Robert Mueller says President Trump was not exculpated: Here’s what that means
[Photo: Snapwire/Pexels]

After years of investigations and the publication of his 300+ page “Mueller Report,” former FBI director turned special counsel Robert Mueller is in front of Congress today discussing his findings on Russian interference and possible obstruction of justice by Donald Trump during the 2016 presidential election.

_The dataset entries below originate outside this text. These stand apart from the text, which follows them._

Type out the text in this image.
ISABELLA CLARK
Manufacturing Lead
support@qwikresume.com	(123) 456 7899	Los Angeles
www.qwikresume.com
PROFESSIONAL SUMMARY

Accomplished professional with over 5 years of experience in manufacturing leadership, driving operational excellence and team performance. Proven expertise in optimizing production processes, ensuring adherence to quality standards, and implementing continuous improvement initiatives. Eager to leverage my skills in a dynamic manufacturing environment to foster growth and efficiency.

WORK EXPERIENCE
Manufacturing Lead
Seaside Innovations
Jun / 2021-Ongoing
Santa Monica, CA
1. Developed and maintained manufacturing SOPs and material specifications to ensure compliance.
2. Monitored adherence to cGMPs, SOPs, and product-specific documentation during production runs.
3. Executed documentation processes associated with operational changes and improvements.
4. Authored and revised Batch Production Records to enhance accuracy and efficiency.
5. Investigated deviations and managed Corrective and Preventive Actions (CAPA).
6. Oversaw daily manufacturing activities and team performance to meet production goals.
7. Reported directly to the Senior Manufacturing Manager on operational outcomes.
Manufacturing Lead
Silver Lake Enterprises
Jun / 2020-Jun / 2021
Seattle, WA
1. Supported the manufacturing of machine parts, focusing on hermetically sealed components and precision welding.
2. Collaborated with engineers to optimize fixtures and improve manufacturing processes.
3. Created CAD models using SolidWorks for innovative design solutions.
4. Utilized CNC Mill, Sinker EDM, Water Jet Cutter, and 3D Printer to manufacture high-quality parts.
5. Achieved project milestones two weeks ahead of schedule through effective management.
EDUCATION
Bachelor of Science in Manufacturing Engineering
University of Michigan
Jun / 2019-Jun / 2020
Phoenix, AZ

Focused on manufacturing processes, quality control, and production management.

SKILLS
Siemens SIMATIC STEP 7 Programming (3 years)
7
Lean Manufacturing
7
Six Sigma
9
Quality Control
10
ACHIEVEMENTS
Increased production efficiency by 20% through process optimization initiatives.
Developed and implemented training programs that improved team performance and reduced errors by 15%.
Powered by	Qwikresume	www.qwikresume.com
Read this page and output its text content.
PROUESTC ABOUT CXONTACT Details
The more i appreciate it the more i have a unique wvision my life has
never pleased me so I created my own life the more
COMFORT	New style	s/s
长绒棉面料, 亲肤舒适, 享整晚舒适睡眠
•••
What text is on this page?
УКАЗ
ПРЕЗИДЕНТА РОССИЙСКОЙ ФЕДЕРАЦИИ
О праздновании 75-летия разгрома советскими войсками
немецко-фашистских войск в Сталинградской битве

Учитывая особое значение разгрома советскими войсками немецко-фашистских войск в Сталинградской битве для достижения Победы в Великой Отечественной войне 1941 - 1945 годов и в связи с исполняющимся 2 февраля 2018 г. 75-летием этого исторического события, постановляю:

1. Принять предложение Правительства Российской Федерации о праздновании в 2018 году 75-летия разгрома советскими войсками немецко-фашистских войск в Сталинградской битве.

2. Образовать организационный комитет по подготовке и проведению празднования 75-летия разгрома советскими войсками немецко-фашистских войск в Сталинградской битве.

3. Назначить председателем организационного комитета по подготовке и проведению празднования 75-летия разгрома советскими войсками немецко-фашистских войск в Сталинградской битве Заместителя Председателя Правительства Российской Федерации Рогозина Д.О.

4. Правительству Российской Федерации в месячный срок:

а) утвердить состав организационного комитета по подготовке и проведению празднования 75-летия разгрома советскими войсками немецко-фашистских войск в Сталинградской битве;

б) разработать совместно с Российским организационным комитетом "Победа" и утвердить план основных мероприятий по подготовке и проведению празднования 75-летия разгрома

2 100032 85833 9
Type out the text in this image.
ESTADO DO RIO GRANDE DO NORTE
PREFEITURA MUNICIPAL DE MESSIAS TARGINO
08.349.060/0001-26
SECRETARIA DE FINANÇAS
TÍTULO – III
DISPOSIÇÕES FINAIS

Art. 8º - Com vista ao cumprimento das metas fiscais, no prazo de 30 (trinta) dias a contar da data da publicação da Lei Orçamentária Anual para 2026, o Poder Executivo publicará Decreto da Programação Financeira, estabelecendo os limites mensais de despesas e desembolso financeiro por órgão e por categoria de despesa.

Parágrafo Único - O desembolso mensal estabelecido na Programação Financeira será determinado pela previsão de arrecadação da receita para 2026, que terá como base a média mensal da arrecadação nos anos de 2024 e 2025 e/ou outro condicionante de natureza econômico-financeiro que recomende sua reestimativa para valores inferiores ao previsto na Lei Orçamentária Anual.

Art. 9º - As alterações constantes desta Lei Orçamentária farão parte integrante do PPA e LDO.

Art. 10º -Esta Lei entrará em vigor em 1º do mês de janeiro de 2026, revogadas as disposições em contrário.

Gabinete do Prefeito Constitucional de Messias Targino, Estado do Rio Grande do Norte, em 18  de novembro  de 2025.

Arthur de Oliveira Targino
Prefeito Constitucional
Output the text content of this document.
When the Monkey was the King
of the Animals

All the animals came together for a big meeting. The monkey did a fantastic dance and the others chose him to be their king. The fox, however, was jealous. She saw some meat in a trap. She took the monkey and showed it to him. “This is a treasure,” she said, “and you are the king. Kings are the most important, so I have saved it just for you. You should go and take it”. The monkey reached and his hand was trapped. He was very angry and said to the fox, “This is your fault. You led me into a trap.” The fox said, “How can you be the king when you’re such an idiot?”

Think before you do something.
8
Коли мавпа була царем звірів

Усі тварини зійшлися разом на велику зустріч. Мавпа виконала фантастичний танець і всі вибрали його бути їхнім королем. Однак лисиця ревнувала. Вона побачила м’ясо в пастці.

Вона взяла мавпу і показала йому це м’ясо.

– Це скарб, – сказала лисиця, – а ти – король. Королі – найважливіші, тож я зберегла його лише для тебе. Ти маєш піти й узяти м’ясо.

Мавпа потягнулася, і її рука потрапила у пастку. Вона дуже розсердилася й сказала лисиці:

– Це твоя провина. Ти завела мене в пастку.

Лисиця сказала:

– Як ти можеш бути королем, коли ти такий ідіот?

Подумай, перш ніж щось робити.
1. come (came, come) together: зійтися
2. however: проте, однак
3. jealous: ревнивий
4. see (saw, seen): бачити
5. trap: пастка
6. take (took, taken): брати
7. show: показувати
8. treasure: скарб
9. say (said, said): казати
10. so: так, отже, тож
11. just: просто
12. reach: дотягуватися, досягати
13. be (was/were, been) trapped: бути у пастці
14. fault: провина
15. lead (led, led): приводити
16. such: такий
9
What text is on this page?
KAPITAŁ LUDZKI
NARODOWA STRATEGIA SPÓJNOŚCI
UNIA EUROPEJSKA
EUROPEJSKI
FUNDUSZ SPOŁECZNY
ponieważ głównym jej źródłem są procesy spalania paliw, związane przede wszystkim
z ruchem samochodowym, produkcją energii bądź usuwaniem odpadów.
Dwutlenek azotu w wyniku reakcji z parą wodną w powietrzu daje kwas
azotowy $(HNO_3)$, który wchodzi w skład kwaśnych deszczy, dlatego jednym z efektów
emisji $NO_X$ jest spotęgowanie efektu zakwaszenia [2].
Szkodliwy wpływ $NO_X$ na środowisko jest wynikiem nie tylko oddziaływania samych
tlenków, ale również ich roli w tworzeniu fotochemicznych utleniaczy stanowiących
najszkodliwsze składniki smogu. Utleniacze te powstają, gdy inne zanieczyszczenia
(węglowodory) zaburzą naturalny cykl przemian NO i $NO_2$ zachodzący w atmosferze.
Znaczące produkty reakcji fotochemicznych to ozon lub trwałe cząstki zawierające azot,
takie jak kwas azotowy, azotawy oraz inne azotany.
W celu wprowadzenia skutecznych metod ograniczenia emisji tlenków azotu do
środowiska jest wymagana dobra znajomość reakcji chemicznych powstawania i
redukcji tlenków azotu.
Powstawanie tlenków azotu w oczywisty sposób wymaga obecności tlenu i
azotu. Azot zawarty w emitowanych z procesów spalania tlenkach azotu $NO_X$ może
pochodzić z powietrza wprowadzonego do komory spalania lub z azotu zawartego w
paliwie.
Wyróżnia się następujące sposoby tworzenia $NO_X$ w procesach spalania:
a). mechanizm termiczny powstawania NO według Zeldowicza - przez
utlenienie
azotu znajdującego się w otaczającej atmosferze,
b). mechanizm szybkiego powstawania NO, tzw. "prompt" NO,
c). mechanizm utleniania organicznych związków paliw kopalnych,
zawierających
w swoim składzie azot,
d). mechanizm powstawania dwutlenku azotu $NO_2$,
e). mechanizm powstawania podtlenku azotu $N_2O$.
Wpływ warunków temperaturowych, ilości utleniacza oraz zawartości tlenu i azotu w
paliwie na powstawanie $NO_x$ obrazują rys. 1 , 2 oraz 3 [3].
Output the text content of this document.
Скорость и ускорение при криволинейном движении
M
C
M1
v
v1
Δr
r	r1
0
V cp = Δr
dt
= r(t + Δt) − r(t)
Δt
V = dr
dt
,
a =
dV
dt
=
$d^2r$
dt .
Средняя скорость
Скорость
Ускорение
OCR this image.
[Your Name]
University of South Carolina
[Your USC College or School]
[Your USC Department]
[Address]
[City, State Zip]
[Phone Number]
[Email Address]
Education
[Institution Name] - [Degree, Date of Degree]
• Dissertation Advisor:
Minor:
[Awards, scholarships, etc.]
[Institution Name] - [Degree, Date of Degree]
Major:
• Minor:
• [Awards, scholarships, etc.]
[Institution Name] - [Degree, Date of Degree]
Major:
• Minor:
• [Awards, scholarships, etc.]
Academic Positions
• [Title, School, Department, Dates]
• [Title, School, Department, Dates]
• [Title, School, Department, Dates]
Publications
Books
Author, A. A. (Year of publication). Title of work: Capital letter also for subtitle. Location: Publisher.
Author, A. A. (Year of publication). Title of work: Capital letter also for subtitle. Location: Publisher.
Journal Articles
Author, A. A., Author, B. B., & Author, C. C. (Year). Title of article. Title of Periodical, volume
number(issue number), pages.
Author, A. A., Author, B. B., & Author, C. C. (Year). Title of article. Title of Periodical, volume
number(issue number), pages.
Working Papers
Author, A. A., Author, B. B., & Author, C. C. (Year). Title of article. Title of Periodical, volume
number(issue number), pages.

It’s riveting testimony (here’s how to watch), with Mueller laying out the results of his long investigation to the House Judiciary Committee and then to the House Intelligence Committee. During the first hearing, Mueller steered clear of recommending—or even talking about—impeachment, deferred or declined to answer 111 questions (per CNN), and cautioned about reading outside the four corners of the report his office issued.

He did, however, tell the House Judiciary Committee that “the president was not exculpated for the acts that he allegedly committed.” Specifically, his report did not exonerate the president for the alleged crime of obstruction of justice.

In case that wasn’t clear enough, the Merriam-Webster dictionary tweeted a definition of the word “exculpated” for the masses. “To be ‘exculpated’ is to be cleared from alleged fault or guilt,” wrote the dictionary’s account, adding that the term had started trending on social media. Hopefully, that definition will help clear things up for Congress.